Remakes and reboots reek of the need to capitalise on a recognisable property.
I’m not going to look at the industry with rose-tinted glasses. For much of the film world, the products they make are a business. The existence of cinemas, home video releases and streaming all exist for the purposes of money-making. You won’t be seeing the latest blockbuster toddling into the realm of public domain films. You have to pay to be entertained – a fair deal.
It would be nonsensical to state that films and their creators should not do this. If people are willing to pay to see a film or buy a related product, why should they defy the logic of supply and demand? However, the place of the remake, now often referred to as a “reboot”, is becoming increasing established in the mainstream film industry.
From humble beginnings in the eighties, such as John Carpenter’s The Thing (1982) or Chuck Russell’s The Blob (1988), it grew throughout the nineties, peaking at the astonishingly bizarre shot-for-shot remake of Hitchcock’s Psycho (1998) by Gus Van Sant.
Imagine a world where a Ghostbusters remake was hopefully a fun movie, instead of a litmus test of your value as a human. #perchancetodream
— Craig Mazin (@clmazin) May 18, 2016
Remakes and reboots
In contemporary mainstream cinema, reboots have become commonplace. Jurrassic World (2015), despite hamster ball vehicles and custom-made dinaosaurs, was basically a straightforward retelling of Speilberg’s orginal.
The lifeless remake of Total Recall starring Colin Farrell provides a dull example. Even Disney are not exempt, with The Jungle Book, Cinderella and Alice in Wonderland all recieving live-action reboots.
Let’s not even get started on comic book films. Spiderman and Fantastic Four, I’m looking at you.
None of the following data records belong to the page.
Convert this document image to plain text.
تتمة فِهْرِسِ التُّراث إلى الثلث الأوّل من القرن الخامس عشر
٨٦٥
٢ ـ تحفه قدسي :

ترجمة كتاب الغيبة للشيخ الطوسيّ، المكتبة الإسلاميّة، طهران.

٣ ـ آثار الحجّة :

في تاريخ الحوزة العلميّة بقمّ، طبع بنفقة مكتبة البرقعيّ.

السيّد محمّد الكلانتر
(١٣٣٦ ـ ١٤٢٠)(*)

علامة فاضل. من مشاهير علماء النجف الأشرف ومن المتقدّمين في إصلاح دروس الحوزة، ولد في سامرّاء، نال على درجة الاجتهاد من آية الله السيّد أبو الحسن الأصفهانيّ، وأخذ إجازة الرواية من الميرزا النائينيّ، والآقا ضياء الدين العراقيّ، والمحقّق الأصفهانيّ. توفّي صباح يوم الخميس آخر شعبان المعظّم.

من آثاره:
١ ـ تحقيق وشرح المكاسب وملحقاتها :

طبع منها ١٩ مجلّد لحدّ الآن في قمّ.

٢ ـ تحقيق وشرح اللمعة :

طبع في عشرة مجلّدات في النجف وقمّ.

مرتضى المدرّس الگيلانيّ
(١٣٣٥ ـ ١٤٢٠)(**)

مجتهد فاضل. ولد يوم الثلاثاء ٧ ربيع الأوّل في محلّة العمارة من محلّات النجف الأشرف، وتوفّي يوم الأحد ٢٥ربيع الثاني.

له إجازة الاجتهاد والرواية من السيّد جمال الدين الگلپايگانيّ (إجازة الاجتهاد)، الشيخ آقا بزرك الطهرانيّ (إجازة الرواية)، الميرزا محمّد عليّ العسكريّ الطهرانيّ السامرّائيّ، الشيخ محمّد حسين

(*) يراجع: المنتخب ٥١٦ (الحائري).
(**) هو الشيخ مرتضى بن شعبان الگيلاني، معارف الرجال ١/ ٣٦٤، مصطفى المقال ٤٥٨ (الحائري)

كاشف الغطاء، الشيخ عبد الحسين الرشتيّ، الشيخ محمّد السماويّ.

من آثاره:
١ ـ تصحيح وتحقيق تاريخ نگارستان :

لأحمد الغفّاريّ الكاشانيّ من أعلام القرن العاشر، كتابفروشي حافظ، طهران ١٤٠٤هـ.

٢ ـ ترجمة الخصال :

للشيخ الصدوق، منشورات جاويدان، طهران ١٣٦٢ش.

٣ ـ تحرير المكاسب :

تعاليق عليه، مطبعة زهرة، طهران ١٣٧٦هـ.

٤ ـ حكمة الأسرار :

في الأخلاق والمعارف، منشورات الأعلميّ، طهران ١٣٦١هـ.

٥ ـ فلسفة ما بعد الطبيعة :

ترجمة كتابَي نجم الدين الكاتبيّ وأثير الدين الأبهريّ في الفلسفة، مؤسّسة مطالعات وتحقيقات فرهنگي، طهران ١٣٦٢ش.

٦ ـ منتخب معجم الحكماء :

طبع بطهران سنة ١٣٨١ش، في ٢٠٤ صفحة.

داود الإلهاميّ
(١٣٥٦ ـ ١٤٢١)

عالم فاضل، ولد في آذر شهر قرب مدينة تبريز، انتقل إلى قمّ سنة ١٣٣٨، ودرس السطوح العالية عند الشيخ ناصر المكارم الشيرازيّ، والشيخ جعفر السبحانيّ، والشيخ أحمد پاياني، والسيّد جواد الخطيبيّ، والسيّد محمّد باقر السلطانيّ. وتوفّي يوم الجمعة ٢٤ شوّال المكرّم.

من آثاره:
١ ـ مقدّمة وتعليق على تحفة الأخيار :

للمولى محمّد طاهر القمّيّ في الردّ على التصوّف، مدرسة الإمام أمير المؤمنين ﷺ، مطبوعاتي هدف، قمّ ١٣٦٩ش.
And I don’t dislike the new Ghostbusters because they’re women
I hate it because it looks like cliché, pandering garbage.
— Paul (@ThatDamnRaisin) May 18, 2016
But how does Ghostbusters fit into all of this?
The real anger surrounding Ghostbusters shouldn’t stem from the female cast. This shouldn’t even be an issue. Unless the original actors from the 1984 original are being airbrushed out and replaced, there’s no reason to be irate.
Instead, audiences should question why there is so much reliance on recognisable names and brands and why remakes/reboots are now a massive sector in mainstream cinema. Where has the originality gone in filmmaking? Where is the risk?
I think Ghostbusters is going to suck story wise but i like the cast, well 3 out of 4. I hate it for it being a 80s remake and not the cast.
— Kane Kolt (@Hurrikanekolt) May 9, 2016
What separates the original Ghostbusters from the new remake is that it had originality and it took a risk. It was trying something that was filled with imagination and was utterly inspirated as a consequence.
The remake/reboot has yet to be seen at the time of writing, but the mere fact that it uses a franchise that has been cinematically dormant since 1989 and only recieved attention when the possibility of the never-to-be-made Ghostbusters 3 was aired around raises an eyebrow.
A time for change?
There exists a need to reinvigorate mainstream cinema. The original blockbusters that revived the system back in the seventies, such as Jaws (1975) and Star Wars (1977).
You can’t help looking at some of the recent and scheduled releases and question how long this reliance on remakes can last before audiences get bored and the well of remakable material runs dry. Remakes and reboots should exist. Taking an idea and improving upon it is a great thing for a filmmaker to do. But, if it is for the sake of a recognisable name only, then the film’s merit becomes shaky.
I’m perfectly comfortable with the Ghostbusters being female. There is nothing wrong with trying something new. But, when trying something new, go all the way and insert originality and new concepts into films. Seek to find a fresh way to entertain an audience. Proton packs and a Slimer ghost can only go so far.
Perhaps it’s time that mainstream cinema resists the temeptation to return to old and dormant franchises and continues in the quest to find the freshest and newest film ideas to excite audiences.